The Dallas Cowboys have been incredibly fortunate to have the level of safety play they've had in the history of their franchise. Darren Woodson, Charlie Waters, Mel Renfro, Cliff Harris, and Roy Williams all played a huge role in various generations of Cowboys' defenses. George Teague may not have been drafted by the Dallas Cowboys, but his legacy with the team is entrenched and enshrined in nearly every Cowboys highlight package.
After a fantastic NFL career, Teague will now be honored for what he did at the University of Alabama. On Saturday, May 8th, George Teague will be inducted into the Alabama Sports Hall of Fame.
— Alabama Sports Hall of Fame (@ASHOF) May 3, 2021
Teague played four years for the Crimson Tide, amassing 14 total interceptions, including six each in his junior and senior seasons for Alabama either leading the SEC or tying for the lead in the conference in both seasons. He was an integral part of the 1992 National Championship team and made one of the most important series of plays in the 93 Sugar Bowl to help maintain their undefeated season against the University of Miami.
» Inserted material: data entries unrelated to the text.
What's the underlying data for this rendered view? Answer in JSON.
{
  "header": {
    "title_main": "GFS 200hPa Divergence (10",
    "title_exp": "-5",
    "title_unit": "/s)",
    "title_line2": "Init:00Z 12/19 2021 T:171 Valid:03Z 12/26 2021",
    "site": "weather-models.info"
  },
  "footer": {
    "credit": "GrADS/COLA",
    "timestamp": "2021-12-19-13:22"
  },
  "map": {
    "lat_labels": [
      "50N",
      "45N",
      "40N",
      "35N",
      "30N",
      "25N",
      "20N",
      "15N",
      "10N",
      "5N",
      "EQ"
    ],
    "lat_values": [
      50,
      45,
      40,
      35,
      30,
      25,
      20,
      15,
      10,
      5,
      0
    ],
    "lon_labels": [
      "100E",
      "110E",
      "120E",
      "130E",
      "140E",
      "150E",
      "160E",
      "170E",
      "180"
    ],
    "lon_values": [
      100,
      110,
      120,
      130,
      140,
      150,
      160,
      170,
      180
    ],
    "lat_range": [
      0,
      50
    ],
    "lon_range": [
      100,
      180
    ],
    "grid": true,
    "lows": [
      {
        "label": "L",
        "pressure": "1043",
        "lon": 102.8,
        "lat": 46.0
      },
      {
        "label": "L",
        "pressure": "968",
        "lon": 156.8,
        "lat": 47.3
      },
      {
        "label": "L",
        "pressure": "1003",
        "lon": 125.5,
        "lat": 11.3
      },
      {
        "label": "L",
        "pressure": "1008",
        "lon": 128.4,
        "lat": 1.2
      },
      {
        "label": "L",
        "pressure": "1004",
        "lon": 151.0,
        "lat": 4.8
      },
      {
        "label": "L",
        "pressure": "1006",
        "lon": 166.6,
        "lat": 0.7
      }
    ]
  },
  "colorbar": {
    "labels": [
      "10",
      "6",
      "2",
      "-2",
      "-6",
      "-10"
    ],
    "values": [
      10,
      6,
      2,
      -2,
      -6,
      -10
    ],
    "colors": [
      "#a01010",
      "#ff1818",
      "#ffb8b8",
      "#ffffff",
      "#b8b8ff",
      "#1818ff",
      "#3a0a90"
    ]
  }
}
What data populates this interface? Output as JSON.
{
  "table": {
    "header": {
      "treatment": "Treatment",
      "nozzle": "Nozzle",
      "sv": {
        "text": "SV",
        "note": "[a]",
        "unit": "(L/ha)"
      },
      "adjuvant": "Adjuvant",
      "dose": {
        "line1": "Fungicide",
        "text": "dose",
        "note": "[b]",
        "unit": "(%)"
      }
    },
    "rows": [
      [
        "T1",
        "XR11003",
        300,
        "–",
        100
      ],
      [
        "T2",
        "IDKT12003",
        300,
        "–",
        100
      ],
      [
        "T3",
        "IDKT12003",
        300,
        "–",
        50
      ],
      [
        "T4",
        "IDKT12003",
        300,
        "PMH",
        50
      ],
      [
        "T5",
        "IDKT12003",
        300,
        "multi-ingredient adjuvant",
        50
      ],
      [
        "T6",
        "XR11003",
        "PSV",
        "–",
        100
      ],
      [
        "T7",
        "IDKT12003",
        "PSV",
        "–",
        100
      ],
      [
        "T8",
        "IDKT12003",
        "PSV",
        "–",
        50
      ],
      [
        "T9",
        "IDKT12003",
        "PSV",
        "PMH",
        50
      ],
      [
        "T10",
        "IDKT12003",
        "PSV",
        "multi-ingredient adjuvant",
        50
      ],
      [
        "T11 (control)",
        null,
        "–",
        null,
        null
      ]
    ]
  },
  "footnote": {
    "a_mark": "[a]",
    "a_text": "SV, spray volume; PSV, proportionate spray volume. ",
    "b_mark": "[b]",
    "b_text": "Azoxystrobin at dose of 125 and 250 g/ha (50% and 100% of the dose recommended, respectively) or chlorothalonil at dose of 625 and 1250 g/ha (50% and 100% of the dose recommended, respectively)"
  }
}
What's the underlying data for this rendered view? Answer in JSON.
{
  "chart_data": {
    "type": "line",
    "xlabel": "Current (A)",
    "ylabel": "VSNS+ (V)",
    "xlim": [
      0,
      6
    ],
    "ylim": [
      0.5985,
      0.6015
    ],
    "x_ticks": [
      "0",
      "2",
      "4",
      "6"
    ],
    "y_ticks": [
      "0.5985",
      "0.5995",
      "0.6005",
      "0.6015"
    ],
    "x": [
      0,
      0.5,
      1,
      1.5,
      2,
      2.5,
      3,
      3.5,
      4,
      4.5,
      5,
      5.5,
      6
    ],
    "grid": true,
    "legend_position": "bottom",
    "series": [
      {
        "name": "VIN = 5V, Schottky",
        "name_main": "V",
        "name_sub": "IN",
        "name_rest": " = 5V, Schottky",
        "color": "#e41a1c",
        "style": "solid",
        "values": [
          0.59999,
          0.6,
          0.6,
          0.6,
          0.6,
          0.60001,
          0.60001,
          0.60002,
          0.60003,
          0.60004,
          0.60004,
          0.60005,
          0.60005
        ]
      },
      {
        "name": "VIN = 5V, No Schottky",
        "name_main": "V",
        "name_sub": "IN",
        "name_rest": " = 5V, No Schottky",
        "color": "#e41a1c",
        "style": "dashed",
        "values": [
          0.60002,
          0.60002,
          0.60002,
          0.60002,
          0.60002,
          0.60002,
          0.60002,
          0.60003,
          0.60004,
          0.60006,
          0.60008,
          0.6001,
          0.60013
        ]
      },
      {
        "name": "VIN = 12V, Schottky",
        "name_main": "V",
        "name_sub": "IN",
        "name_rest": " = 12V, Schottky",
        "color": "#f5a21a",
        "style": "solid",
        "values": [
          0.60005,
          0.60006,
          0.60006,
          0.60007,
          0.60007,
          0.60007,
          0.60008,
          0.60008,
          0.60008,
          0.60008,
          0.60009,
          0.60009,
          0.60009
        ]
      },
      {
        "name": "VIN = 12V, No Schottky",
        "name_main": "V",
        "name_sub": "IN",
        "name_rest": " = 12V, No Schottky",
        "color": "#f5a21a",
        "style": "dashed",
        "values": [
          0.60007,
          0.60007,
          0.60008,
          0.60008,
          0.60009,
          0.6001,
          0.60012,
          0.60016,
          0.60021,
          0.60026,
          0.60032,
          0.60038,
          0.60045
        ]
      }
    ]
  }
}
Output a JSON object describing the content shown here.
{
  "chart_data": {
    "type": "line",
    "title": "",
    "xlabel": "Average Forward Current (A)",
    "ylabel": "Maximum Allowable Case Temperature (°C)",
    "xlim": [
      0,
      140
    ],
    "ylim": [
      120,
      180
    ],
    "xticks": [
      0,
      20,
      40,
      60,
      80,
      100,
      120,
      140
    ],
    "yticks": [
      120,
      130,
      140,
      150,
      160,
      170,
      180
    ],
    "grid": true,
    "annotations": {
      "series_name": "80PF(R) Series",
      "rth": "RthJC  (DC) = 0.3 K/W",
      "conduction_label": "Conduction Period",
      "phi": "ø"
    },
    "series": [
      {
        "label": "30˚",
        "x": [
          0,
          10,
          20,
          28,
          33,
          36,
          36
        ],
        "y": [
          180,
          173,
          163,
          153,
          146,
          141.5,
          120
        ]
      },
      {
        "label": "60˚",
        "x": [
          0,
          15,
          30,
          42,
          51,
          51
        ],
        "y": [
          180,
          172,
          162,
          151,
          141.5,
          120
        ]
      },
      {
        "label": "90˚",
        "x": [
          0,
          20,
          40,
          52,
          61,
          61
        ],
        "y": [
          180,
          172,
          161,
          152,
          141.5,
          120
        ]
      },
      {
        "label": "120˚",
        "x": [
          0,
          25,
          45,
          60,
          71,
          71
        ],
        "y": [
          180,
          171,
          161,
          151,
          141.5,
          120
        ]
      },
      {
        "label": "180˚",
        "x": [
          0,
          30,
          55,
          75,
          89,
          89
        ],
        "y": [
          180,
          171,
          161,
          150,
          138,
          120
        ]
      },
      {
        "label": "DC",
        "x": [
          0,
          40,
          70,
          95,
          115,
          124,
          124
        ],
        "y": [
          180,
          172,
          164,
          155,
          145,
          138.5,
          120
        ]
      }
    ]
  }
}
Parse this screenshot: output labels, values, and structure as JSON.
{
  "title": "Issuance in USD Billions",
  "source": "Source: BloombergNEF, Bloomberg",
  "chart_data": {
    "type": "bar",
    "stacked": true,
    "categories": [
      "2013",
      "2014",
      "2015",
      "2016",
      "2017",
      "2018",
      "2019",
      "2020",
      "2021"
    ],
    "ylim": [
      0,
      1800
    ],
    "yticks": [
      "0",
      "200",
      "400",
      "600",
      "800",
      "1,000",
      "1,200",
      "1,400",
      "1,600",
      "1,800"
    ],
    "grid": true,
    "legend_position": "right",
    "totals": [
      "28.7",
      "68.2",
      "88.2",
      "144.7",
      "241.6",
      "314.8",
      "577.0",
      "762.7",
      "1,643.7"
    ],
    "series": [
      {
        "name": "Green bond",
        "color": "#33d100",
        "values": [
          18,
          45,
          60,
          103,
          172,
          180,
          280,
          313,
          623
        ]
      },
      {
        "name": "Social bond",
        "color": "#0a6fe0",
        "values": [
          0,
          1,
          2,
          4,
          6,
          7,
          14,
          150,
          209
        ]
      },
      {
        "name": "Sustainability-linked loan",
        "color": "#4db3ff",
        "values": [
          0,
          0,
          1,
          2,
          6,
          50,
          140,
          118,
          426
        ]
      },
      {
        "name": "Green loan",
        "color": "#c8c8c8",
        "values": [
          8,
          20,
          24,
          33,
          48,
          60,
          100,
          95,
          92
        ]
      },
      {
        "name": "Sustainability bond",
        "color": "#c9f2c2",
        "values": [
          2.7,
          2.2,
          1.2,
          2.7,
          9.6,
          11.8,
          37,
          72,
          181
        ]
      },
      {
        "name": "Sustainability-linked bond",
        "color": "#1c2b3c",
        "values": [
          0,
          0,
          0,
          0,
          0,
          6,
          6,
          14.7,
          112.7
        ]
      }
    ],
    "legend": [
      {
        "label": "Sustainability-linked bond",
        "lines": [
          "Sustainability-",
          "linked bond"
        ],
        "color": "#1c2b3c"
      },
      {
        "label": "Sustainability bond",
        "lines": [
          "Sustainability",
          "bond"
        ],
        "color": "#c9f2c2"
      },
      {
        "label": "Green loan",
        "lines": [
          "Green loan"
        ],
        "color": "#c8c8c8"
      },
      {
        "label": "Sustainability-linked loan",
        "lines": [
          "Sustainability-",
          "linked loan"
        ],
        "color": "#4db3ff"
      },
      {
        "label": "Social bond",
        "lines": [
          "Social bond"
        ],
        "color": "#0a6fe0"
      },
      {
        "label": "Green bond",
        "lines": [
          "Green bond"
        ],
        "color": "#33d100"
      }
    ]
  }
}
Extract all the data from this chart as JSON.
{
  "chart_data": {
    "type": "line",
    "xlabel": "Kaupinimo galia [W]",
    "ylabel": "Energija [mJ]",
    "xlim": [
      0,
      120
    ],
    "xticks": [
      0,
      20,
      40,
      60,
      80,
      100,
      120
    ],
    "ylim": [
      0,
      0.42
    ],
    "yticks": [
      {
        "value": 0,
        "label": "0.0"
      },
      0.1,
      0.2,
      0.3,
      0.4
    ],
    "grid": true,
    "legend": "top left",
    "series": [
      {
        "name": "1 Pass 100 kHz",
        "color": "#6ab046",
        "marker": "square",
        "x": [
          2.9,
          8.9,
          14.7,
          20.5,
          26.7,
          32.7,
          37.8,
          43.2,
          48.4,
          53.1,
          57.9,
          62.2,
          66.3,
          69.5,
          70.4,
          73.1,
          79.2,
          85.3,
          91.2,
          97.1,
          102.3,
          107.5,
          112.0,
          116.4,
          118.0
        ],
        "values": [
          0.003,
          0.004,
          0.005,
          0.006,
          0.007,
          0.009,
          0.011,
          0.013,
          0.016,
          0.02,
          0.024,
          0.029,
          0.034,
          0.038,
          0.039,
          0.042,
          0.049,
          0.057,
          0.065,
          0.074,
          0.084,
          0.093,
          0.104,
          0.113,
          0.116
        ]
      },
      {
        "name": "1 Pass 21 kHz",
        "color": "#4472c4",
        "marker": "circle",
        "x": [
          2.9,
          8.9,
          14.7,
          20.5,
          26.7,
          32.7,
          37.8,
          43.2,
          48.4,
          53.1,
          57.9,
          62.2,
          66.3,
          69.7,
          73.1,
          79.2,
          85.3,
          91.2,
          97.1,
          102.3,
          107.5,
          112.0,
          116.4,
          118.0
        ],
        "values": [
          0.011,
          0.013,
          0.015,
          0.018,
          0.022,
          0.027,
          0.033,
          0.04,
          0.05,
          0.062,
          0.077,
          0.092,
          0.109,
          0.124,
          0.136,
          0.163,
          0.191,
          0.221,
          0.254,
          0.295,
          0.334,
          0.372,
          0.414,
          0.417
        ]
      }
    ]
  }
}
First Teague recorded his first interception return for a touchdown. Then on Miami's ensuing drive, Lamar Thomas got away from the defense and was sprinting downfield for what looked to be a Hurricanes touchdown. Then “The Strip” happened. In pursuit, Teague caught up to Thomas and ripped the ball away from the Miami wide receiver, and returned the ball upfield. Though the play was overturned because of an Alabama offsides penalty, it prevented a would-be touchdown, and Miami had to punt five plays later.
George Teague's career with the Dallas Cowboys game at a time when the Cowboys were exiting their Super Bowl window and on the downside of Troy Aikman's and Emmitt Smith's career. The Cowboys never really contended in the same way they did when he was with the Packers. Nonetheless, Teague's impact and legacy with the Cowboys is firmly intact because of a play that came after the play. Teague will forever be known as the “Defender of The Star.”